Aim: To clarify the structure of death conferences and topics discussed in the conferences, and obtain implications for more useful death conferences, we reviewed our experiences.

Method: Koshigaya Municipal Hospital is a regional core hospital. No mental health practitioners such as psychiatrists or clinical psychologists are working in the hospital. Death conferences are hold by requests mainly from ward nurses. Records of death conferences from April in 2011 to March 2012 were retrospectively reviewed. Information regarding patients characteristics (e.g., cancer lesion), structures (e.g., days between patients’ death and having the conference) and topics discussed were investigated from the conference records. Comments and feedbacks from participants were obtained using self-administered questionnaires.

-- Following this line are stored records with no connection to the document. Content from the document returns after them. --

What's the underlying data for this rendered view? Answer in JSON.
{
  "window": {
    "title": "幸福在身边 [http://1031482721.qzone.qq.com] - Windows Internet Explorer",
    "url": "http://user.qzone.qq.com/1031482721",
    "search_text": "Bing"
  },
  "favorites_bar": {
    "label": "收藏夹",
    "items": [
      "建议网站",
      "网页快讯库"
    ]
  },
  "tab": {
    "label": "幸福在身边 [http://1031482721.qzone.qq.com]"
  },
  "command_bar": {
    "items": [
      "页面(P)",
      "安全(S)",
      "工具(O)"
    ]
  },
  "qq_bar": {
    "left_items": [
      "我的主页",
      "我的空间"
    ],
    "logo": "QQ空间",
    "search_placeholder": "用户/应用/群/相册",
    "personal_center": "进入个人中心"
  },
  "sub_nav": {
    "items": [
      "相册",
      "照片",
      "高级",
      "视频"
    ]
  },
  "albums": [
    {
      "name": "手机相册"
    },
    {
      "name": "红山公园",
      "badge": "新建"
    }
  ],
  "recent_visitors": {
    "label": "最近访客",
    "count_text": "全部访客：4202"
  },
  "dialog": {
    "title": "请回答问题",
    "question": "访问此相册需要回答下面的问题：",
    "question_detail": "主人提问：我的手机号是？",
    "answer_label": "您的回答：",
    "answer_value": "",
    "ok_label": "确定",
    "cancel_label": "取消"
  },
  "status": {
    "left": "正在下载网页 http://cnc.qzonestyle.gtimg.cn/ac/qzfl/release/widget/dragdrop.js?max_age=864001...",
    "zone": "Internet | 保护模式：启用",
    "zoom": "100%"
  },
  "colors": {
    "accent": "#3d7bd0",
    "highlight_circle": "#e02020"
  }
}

Result: Thirteen death conferences were held. About half of subjected patients (46.1%) had colon cancers. All death conferences were held within a month after patients’ death and between 30 minutes and 2 hours in time. The topic discussed in the conferences were care strategies of patients in delirium and their families (53.8%), issues with negative insufficient control of pain and other physical symptoms (38.4%), and burnout of unit nurses (7.6%). The participants reported that the conferences were met their need, and also were helpful to relief their distress. The most common feedback from participants to improve conferences more useful was requests of participations of mental health practitioners.

Conclusion: Reviewing the care for dying patients after their death by multidisciplinary members seems to be helpful to manage distress among the medical staffs, especially nurses. Mental health practitioners’ participations are highly recommended.